My goal is to eventually make my way through all of these must-read titles. These books have been around for so long and read by so many that another generic review from your average reader seems unnecessary. Instead, I thought it would be fun to take a look at what some of the experts have to say about the stories that paved the way for their own success… and how their perspective compares to my own reading experience. Today, I’m looking at Jack Finney’s Invasion of the Body Snatchers.
On a quiet fall evening in the small, peaceful town of Mill Valley, California, Dr. Miles Bennell discovered an insidious, horrifying plot. Silently, subtly, almost imperceptibly, alien life-forms were taking over the bodies and minds of his neighbors, his friends, his family, the woman he loved – the world as he knew it.
James Rollins claims that “the ingredients of a thriller… are not limited to any genre.” Whatever the setting, whatever the nature of the conflict, the fact is that any story has the potential to thrill.
This science fiction classic – originally published as simply The Body Snatchers – is a great example. It unfolds with a slow building sense of unease, just as any thriller might. It’s just that the source of all that tension is an alien invasion.
Rollins spends a good portion of his essay putting the story into historical context (the Red Scare, rising racial tensions), and you can read these things in Finney’s novel. I was thinking of them before I even read the ITW essay. But really… the idea of an enemy walking among us without our knowledge… I think that’s universal.
And it’s a fear that easily crosses over from science fiction into real life. That’s really where the tension comes from, and why it’s so effective.
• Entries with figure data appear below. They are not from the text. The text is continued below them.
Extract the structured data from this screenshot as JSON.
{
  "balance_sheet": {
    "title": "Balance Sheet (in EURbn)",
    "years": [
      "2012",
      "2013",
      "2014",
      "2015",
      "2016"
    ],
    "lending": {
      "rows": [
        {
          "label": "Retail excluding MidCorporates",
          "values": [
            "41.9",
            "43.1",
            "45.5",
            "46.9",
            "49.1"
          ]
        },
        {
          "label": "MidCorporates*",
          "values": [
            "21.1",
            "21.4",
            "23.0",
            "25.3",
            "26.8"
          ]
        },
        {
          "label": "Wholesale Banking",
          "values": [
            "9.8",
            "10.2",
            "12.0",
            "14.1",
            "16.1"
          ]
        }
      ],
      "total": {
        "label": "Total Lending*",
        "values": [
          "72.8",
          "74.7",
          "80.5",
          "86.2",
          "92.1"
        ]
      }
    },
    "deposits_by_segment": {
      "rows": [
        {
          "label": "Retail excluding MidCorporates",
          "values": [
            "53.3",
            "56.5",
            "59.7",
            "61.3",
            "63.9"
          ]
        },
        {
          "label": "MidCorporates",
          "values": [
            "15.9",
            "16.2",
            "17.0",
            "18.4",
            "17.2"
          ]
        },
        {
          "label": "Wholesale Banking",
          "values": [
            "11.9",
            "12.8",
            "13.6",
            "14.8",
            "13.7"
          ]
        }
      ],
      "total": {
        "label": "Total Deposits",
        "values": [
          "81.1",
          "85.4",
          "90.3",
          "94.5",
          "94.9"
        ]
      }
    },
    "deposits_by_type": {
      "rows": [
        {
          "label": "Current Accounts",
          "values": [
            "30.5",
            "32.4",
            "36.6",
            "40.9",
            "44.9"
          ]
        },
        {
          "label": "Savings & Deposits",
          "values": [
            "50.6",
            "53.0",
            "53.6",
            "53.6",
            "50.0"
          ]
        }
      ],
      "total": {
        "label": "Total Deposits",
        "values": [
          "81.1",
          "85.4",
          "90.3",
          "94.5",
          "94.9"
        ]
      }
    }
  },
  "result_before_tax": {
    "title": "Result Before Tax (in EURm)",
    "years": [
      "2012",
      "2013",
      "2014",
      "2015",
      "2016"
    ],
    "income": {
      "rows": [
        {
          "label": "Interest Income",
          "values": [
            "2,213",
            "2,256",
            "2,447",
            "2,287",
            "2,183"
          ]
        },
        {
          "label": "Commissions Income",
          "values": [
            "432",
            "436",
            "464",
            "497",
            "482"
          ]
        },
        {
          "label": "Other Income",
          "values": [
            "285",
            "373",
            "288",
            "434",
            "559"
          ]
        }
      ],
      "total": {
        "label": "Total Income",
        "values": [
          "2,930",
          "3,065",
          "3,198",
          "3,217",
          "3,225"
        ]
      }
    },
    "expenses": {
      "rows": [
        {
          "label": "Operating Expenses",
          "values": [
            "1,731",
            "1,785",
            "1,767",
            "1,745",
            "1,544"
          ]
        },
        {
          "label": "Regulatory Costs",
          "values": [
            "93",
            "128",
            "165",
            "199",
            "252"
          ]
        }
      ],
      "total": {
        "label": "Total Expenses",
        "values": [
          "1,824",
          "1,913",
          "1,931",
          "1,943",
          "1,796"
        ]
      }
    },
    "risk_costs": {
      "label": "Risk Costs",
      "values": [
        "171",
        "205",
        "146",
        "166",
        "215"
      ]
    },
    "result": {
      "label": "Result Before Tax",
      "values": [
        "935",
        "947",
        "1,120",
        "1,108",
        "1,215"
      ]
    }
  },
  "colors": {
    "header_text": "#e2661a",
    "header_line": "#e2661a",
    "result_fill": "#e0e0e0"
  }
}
The actual science of it is a bit ridiculous now, nearly sixty years later. But the human aspect, “populating unremarkable towns with ordinary folk and challenging them with extraordinary horrors,” is as real as ever. It says, we both know it’s all crazy… but this guy thought it was crazy too, and it happened to him. It asks, as great stories do, what would you do?
I do think this is a great story, despite its occasional absurdity. And I think it’s worth noting that it didn’t seem at all absurd as I was reading, only as I thought about it afterwards. Looking back, it seems silly that I was as gripped as I was. But… I was.
Eighteen down, eighty-two to go…
Next month I’ll be reading Gayle Lynds’s Masquerade.